Material Fact – Offering of senior notes abroad by JSL Europe


JSL S.A. (“JSL” or “Company”), a publicly-held company, pursuant to Instruction 358 of the Brazilian Securities and Exchange Commission of January 3, 2002, and article 157, paragraph 4 of Law 6,404, of December 15, 1976, hereby informs its shareholders and the market in general that it has as of this date priced the offering of US$325.0 million 7.750% senior notes (“Senior Notes”) due 2024. The Senior Notes will be issued by JSL’s subsidiary JSL Europe (“Issuer”), a company incorporated under the laws of the Grand Duchy of Luxembourg. The Senior Notes will be unconditionally and irrevocably guaranteed by JSL.

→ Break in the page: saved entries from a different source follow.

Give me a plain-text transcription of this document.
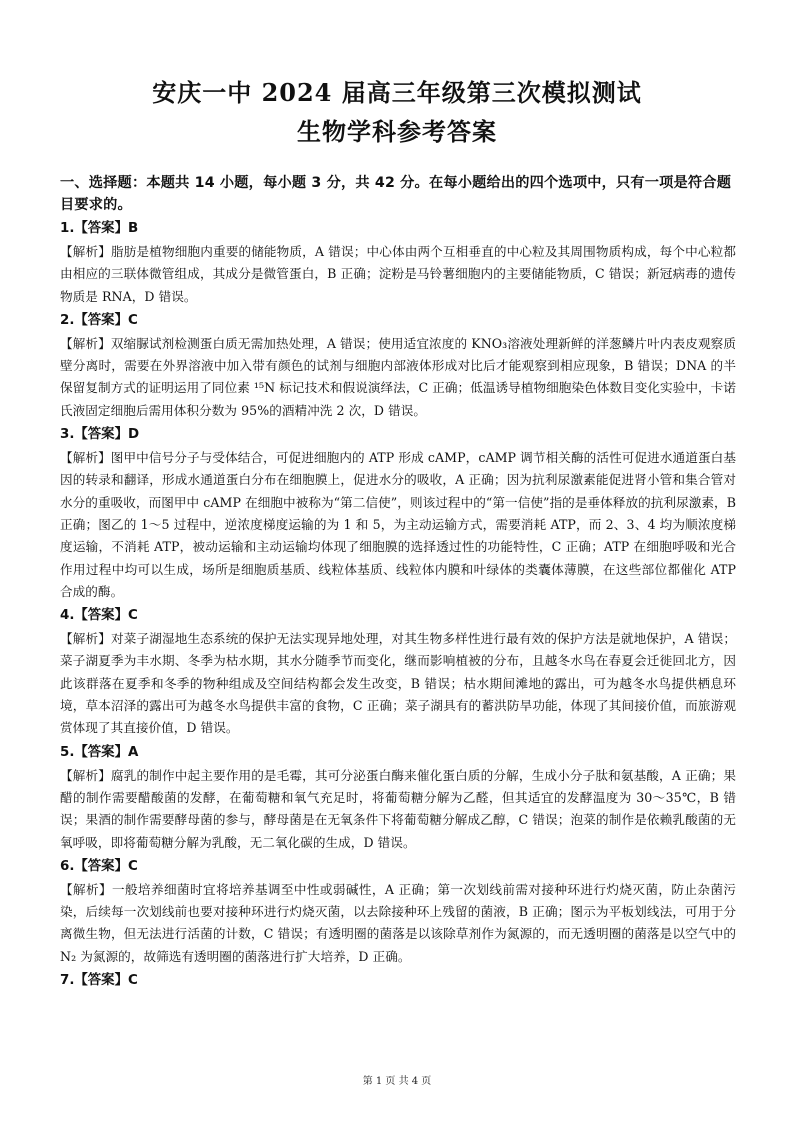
安庆一中 2024 届高三年级第三次模拟测试
生物学科参考答案
一、选择题：本题共 14 小题，每小题 3 分，共 42 分。在每小题给出的四个选项中，只有一项是符合题目要求的。
1.【答案】B
【解析】脂肪是植物细胞内重要的储能物质，A 错误；中心体由两个互相垂直的中心粒及其周围物质构成，每个中心粒都由相应的三联体微管组成，其成分是微管蛋白，B 正确；淀粉是马铃薯细胞内的主要储能物质，C 错误；新冠病毒的遗传物质是 RNA，D 错误。
2.【答案】C
【解析】双缩脲试剂检测蛋白质无需加热处理，A 错误；使用适宜浓度的 KNO₃溶液处理新鲜的洋葱鳞片叶内表皮观察质壁分离时，需要在外界溶液中加入带有颜色的试剂与细胞内部液体形成对比后才能观察到相应现象，B 错误；DNA 的半保留复制方式的证明运用了同位素 ¹⁵N 标记技术和假说演绎法，C 正确；低温诱导植物细胞染色体数目变化实验中，卡诺氏液固定细胞后需用体积分数为 95%的酒精冲洗 2 次，D 错误。
3.【答案】D
【解析】图甲中信号分子与受体结合，可促进细胞内的 ATP 形成 cAMP，cAMP 调节相关酶的活性可促进水通道蛋白基因的转录和翻译，形成水通道蛋白分布在细胞膜上，促进水分的吸收，A 正确；因为抗利尿激素能促进肾小管和集合管对水分的重吸收，而图甲中 cAMP 在细胞中被称为“第二信使”，则该过程中的“第一信使”指的是垂体释放的抗利尿激素，B 正确；图乙的 1～5 过程中，逆浓度梯度运输的为 1 和 5，为主动运输方式，需要消耗 ATP，而 2、3、4 均为顺浓度梯度运输，不消耗 ATP，被动运输和主动运输均体现了细胞膜的选择透过性的功能特性，C 正确；ATP 在细胞呼吸和光合作用过程中均可以生成，场所是细胞质基质、线粒体基质、线粒体内膜和叶绿体的类囊体薄膜，在这些部位都催化 ATP 合成的酶。
4.【答案】C
【解析】对菜子湖湿地生态系统的保护无法实现异地处理，对其生物多样性进行最有效的保护方法是就地保护，A 错误；菜子湖夏季为丰水期、冬季为枯水期，其水分随季节而变化，继而影响植被的分布，且越冬水鸟在春夏会迁徙回北方，因此该群落在夏季和冬季的物种组成及空间结构都会发生改变，B 错误；枯水期间滩地的露出，可为越冬水鸟提供栖息环境，草本沼泽的露出可为越冬水鸟提供丰富的食物，C 正确；菜子湖具有的蓄洪防旱功能，体现了其间接价值，而旅游观赏体现了其直接价值，D 错误。
5.【答案】A
【解析】腐乳的制作中起主要作用的是毛霉，其可分泌蛋白酶来催化蛋白质的分解，生成小分子肽和氨基酸，A 正确；果醋的制作需要醋酸菌的发酵，在葡萄糖和氧气充足时，将葡萄糖分解为乙醛，但其适宜的发酵温度为 30～35℃，B 错误；果酒的制作需要酵母菌的参与，酵母菌是在无氧条件下将葡萄糖分解成乙醇，C 错误；泡菜的制作是依赖乳酸菌的无氧呼吸，即将葡萄糖分解为乳酸，无二氧化碳的生成，D 错误。
6.【答案】C
【解析】一般培养细菌时宜将培养基调至中性或弱碱性，A 正确；第一次划线前需对接种环进行灼烧灭菌，防止杂菌污染，后续每一次划线前也要对接种环进行灼烧灭菌，以去除接种环上残留的菌液，B 正确；图示为平板划线法，可用于分离微生物，但无法进行活菌的计数，C 错误；有透明圈的菌落是以该除草剂作为氮源的，而无透明圈的菌落是以空气中的 N₂ 为氮源的，故筛选有透明圈的菌落进行扩大培养，D 正确。
7.【答案】C
第 1 页 共 4 页
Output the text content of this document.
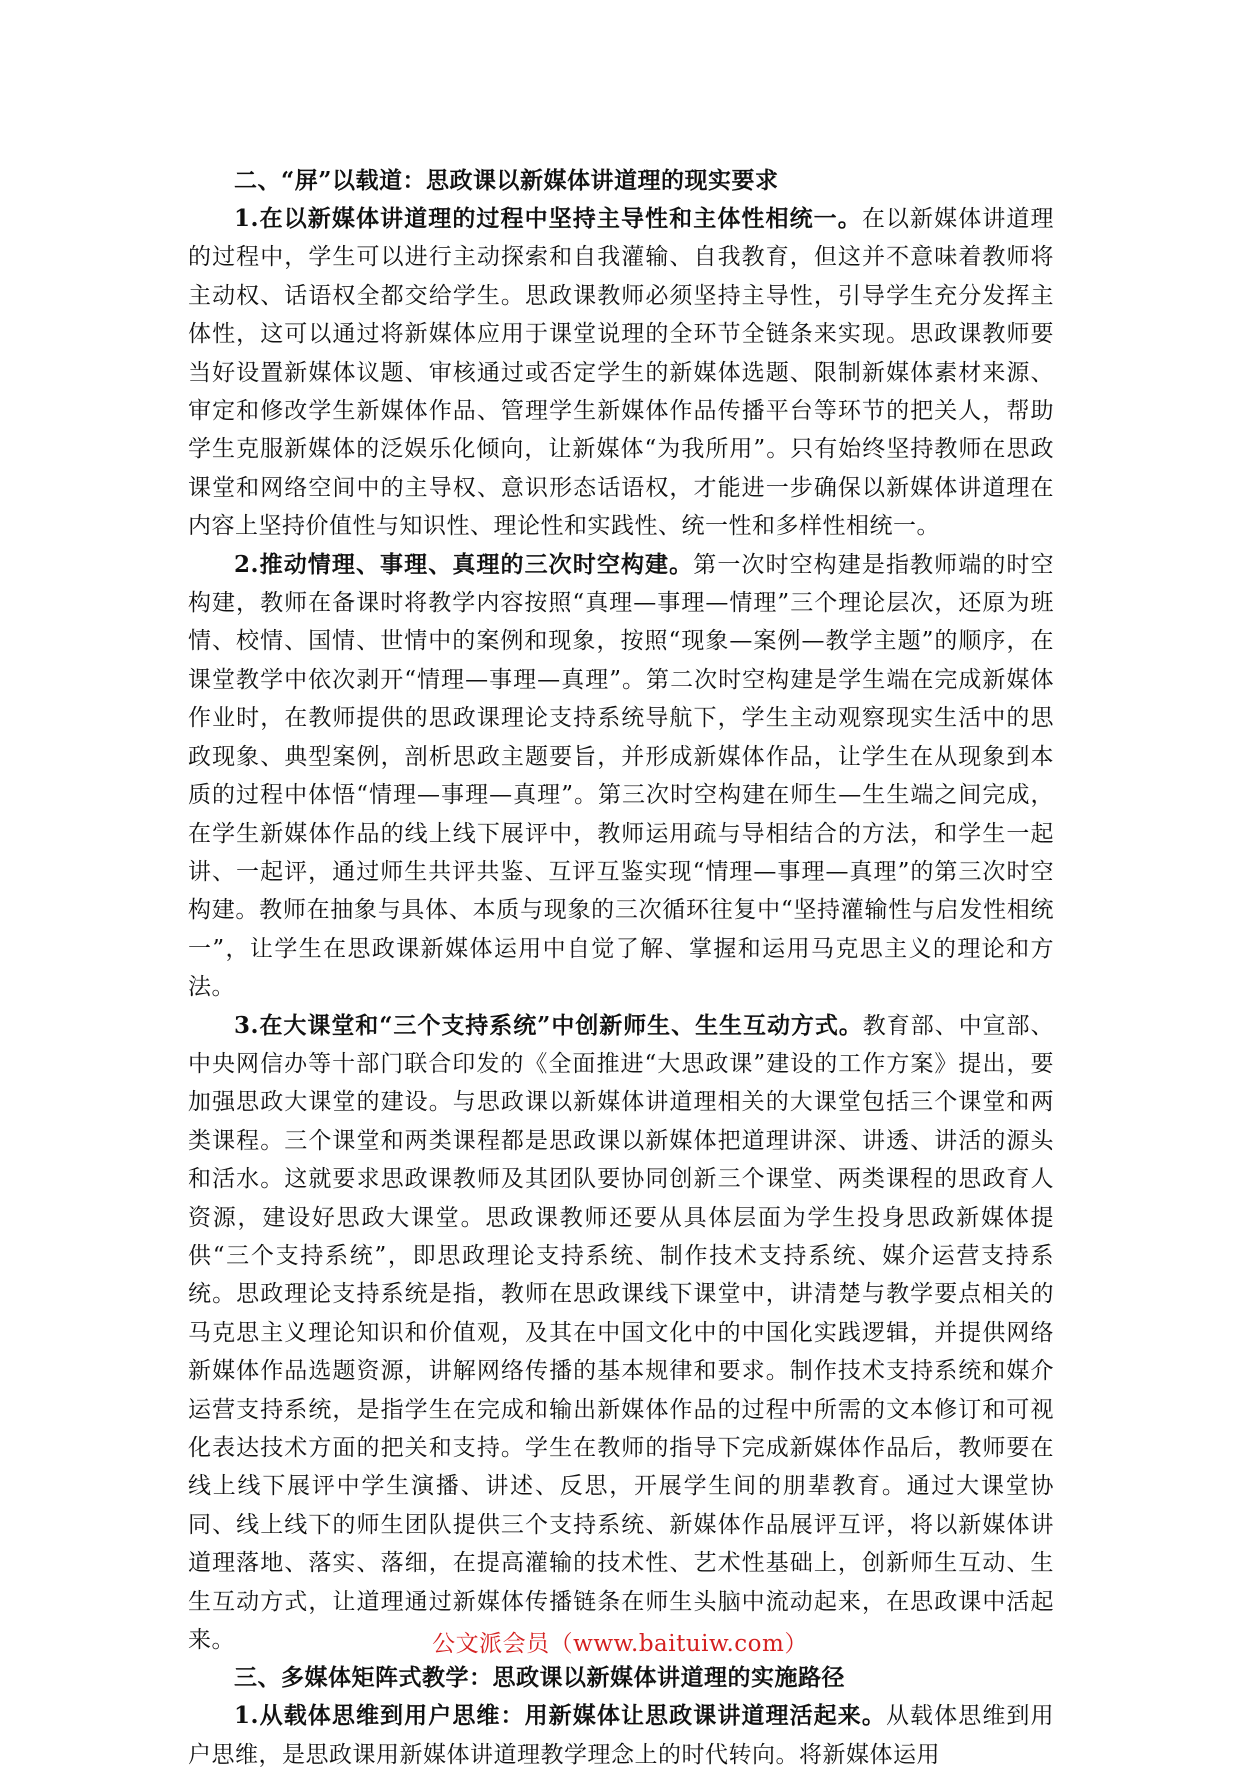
二、“屏”以载道：思政课以新媒体讲道理的现实要求

1.在以新媒体讲道理的过程中坚持主导性和主体性相统一。在以新媒体讲道理的过程中，学生可以进行主动探索和自我灌输、自我教育，但这并不意味着教师将主动权、话语权全都交给学生。思政课教师必须坚持主导性，引导学生充分发挥主体性，这可以通过将新媒体应用于课堂说理的全环节全链条来实现。思政课教师要当好设置新媒体议题、审核通过或否定学生的新媒体选题、限制新媒体素材来源、审定和修改学生新媒体作品、管理学生新媒体作品传播平台等环节的把关人，帮助学生克服新媒体的泛娱乐化倾向，让新媒体“为我所用”。只有始终坚持教师在思政课堂和网络空间中的主导权、意识形态话语权，才能进一步确保以新媒体讲道理在内容上坚持价值性与知识性、理论性和实践性、统一性和多样性相统一。

2.推动情理、事理、真理的三次时空构建。第一次时空构建是指教师端的时空构建，教师在备课时将教学内容按照“真理—事理—情理”三个理论层次，还原为班情、校情、国情、世情中的案例和现象，按照“现象—案例—教学主题”的顺序，在课堂教学中依次剥开“情理—事理—真理”。第二次时空构建是学生端在完成新媒体作业时，在教师提供的思政课理论支持系统导航下，学生主动观察现实生活中的思政现象、典型案例，剖析思政主题要旨，并形成新媒体作品，让学生在从现象到本质的过程中体悟“情理—事理—真理”。第三次时空构建在师生—生生端之间完成，在学生新媒体作品的线上线下展评中，教师运用疏与导相结合的方法，和学生一起讲、一起评，通过师生共评共鉴、互评互鉴实现“情理—事理—真理”的第三次时空构建。教师在抽象与具体、本质与现象的三次循环往复中“坚持灌输性与启发性相统一”，让学生在思政课新媒体运用中自觉了解、掌握和运用马克思主义的理论和方法。

3.在大课堂和“三个支持系统”中创新师生、生生互动方式。教育部、中宣部、中央网信办等十部门联合印发的《全面推进“大思政课”建设的工作方案》提出，要加强思政大课堂的建设。与思政课以新媒体讲道理相关的大课堂包括三个课堂和两类课程。三个课堂和两类课程都是思政课以新媒体把道理讲深、讲透、讲活的源头和活水。这就要求思政课教师及其团队要协同创新三个课堂、两类课程的思政育人资源，建设好思政大课堂。思政课教师还要从具体层面为学生投身思政新媒体提供“三个支持系统”，即思政理论支持系统、制作技术支持系统、媒介运营支持系统。思政理论支持系统是指，教师在思政课线下课堂中，讲清楚与教学要点相关的马克思主义理论知识和价值观，及其在中国文化中的中国化实践逻辑，并提供网络新媒体作品选题资源，讲解网络传播的基本规律和要求。制作技术支持系统和媒介运营支持系统，是指学生在完成和输出新媒体作品的过程中所需的文本修订和可视化表达技术方面的把关和支持。学生在教师的指导下完成新媒体作品后，教师要在线上线下展评中学生演播、讲述、反思，开展学生间的朋辈教育。通过大课堂协同、线上线下的师生团队提供三个支持系统、新媒体作品展评互评，将以新媒体讲道理落地、落实、落细，在提高灌输的技术性、艺术性基础上，创新师生互动、生生互动方式，让道理通过新媒体传播链条在师生头脑中流动起来，在思政课中活起来。

三、多媒体矩阵式教学：思政课以新媒体讲道理的实施路径

1.从载体思维到用户思维：用新媒体让思政课讲道理活起来。从载体思维到用户思维，是思政课用新媒体讲道理教学理念上的时代转向。将新媒体运用

公文派会员（www.baituiw.com）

The Senior Notes were issued at a price to the public of 99.337% of their face value, resulting in a yield of 7.875%. Interest on the Senior Notes will be paid semi-annually. The proceeds from the offering of the Senior Notes will be used for working capital purposes, inclusive to pay consolidated short-term debts on their maturity dates.

The Senior Notes have not been and will not be registered under the U.S. Securities Act of 1933, as amended (“Securities Act”), and may not be offered or sold absent registration or an applicable exemption from registration requirements under the Securities Act. The Senior Notes have been offered in the United States only to qualified institutional investors under Rule 144A of the Securities Act, and to other qualified investors outside the United States in accordance with Regulation S of the Securities Act. The Senior Notes have not been offered in Brazil and have not been and will not be registered with the Brazilian Securities and Exchange Commission.

This Material Fact does not constitute an offer to sell the Senior Notes nor is it a solicitation of an offer to purchase the Senior Notes; the Senior Notes must not be sold in any State or jurisdiction in which this offering is prohibited.